517話 セイレーン救出①
攫われてセイレーンが乗っている船を捜して2時間が経つ――。
辺りは真っ暗で船らしき灯りはなかった。
青年はどのくらい気を失っていたかわからないしな。
かなり時間が経過していればすぐには見つけられない。
そう甘くはないか。
ズイール大陸に到着だけは避けたい。
さらに1時間経過し、見つけることはなかった。
「だいぶ進んでいるけど、そろそろ見つかってもいいと思うけど」
「俺もそう思うよ、迂回ルートなんてないしな」
「そこなんだけど、寄り道している可能性があると思わない?」
「寄り道か? 雇い主が待たされているのにか? そんなバカなことをするとは思わない」
「相手はバカなことをしているからあり得る話だよ。進むのを止めて手分けして捜すのはどうかな?」
確かにリフィリア言うことは一理ある。そのまま進んでも見つけられるかわからない。
その案に乗る。
「わかった、手分けして捜そう。シエル、いったん、ここで止まってくれ。ソアレとセレネも頼む」
「「はい!」」
俺とリフィリア、ソアレとセレネが手分けして捜すことになった。
見つけ次第、念話で教えることになった。
シエルは念話で通じ合えないから待機するように言う。
見つけてもみんなに言うのに時間がかかってしまうからだ。
あと、シエルいる場所を待ち合わせにすれば戻ってきやすい。
俺は【飛行】を使い、3人と違う方に向かい――辺りを見渡す。
これで見つければいいが……。
数十分が経過したときに――。
「『見つけました! シエルちゃんのところに戻ります!』」
セレネから念話がきた。
俺は空間魔法を使いシエルのの元へ――。
移動すると、リフィリアとソアレは戻っていた。
俺と同じで空間魔法を使って戻ったか。
すると、ものすごい速さでセレネが戻ってきた。
セレネは空間魔法を覚えていないから大変だったかもしれない。
「こ、こっちです!」
俺たちはセレネの後を追い、十数分経つと――邪石の反応が出た。
しかも呆れるほどだった。
「ここです!」
俺たちが見たのは島で定住している6隻の船に、火を起こして賑わっている数百の賊どもだった。

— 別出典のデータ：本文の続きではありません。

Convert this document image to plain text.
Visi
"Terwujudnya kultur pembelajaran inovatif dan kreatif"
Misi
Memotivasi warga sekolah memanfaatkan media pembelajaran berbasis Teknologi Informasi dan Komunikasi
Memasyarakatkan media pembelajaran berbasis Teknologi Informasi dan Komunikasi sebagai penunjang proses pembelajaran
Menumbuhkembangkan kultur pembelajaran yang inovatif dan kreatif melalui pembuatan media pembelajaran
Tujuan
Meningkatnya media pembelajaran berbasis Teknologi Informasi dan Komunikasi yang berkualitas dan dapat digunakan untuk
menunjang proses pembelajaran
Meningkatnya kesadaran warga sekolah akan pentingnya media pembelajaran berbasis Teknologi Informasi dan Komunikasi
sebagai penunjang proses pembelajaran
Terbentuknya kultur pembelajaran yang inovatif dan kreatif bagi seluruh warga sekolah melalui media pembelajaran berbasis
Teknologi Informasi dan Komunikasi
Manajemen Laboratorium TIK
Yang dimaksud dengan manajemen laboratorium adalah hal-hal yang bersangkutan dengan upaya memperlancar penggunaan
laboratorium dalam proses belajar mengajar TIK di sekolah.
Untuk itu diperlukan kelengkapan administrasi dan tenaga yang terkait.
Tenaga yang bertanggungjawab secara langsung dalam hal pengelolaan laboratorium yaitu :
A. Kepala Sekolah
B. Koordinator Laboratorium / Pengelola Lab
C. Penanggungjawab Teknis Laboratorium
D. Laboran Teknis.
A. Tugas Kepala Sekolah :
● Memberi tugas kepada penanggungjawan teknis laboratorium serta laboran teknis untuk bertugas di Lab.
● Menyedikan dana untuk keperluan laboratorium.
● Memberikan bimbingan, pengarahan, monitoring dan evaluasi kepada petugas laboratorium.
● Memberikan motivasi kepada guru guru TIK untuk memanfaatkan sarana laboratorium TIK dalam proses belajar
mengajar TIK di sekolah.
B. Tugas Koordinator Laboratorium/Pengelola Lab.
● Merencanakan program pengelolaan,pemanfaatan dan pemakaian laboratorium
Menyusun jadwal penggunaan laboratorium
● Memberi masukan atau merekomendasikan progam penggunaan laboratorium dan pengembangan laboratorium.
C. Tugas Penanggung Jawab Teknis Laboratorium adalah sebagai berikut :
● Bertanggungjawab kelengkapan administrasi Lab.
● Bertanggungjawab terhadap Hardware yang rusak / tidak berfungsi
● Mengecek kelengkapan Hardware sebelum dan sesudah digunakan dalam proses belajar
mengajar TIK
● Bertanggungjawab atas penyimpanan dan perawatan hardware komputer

リフィリアの言うとおりバカな連中だ。のんきに宴をやっているとは本当に呆れる。
帰るまでが仕事って、ギルドから教わなかったのか?
まあ、賊に言っても無駄か。とりあえず、捜すことができてよかった。
「セレネお疲れ様、少し休んでくれ」
「は、はい……」
「ようやく見つけたわよ……。レイちゃん……懲らしめましょう……」
「待て、状況が確認できていない。少し様子を見てからだ」
オーロラが早まる気持ちはわかるが、ここは冷静いかないと。
賊のことだから手段を選ばない。
様子を見ることで、俺とリフィリアは【隠密】を使い、ばれない程度に近づく。
宴のところにはセイレーンはいなく、賊だけだった。
全員、船――6隻の中にいることがわかった。しかも見張りがいないという。
見張りがいないとはどれだけ余裕なんだ……。
まあ、好都合なのは確かだ。
しかし、1隻――ほかと比べて一回り大きい船の中に人の反応がある。それもセイレーンと一緒に、
しかも邪石をつけてなく、弱っている感じである。もしかして青年が言っていたコナーズか?
まだわからないが、要注意はしよう。
「『マスター、セイレーンは島にはいないから、私の魔法で吹き飛ばしてもいい?』」
「『いや、やめたほうがいい。邪石をつけているならあまりダメージを負えないぞ。余計に刺激してしまう』」
「『じゃあ、船ごと「ゲート」で移動させる?』」
「『それもやめたほうがいい、船の中に火薬が積んでいる可能性がある。あの大きさで移動させると、船は激しくて揺れて不意に着火して爆発するかもしれない』」
船には大砲が設置していた。火薬があるのは間違いない。
船の重さだと移動させたときの衝撃は大きすぎる。
火薬の知識がないのと、ズイールの品質を疑っているからここは慎重にいかないと。
「『ほかに方法はないの?』」
闇と空間の混合魔法――「ダークホール」なら簡単に移動できないことはないが、あれは闇魔法も含まれている――セイレーンに悪影響を及ぼすからあまり使いたくはない。
簡単には救出はできない。だが――。
「『ある程度把握したから戻るぞ。みんなに安全に救出させることを言うから』」
「『わかったわ』」
簡単にはいかないが、賊が警戒していないのはかなり大きい。
おかげで作戦が練ることができた。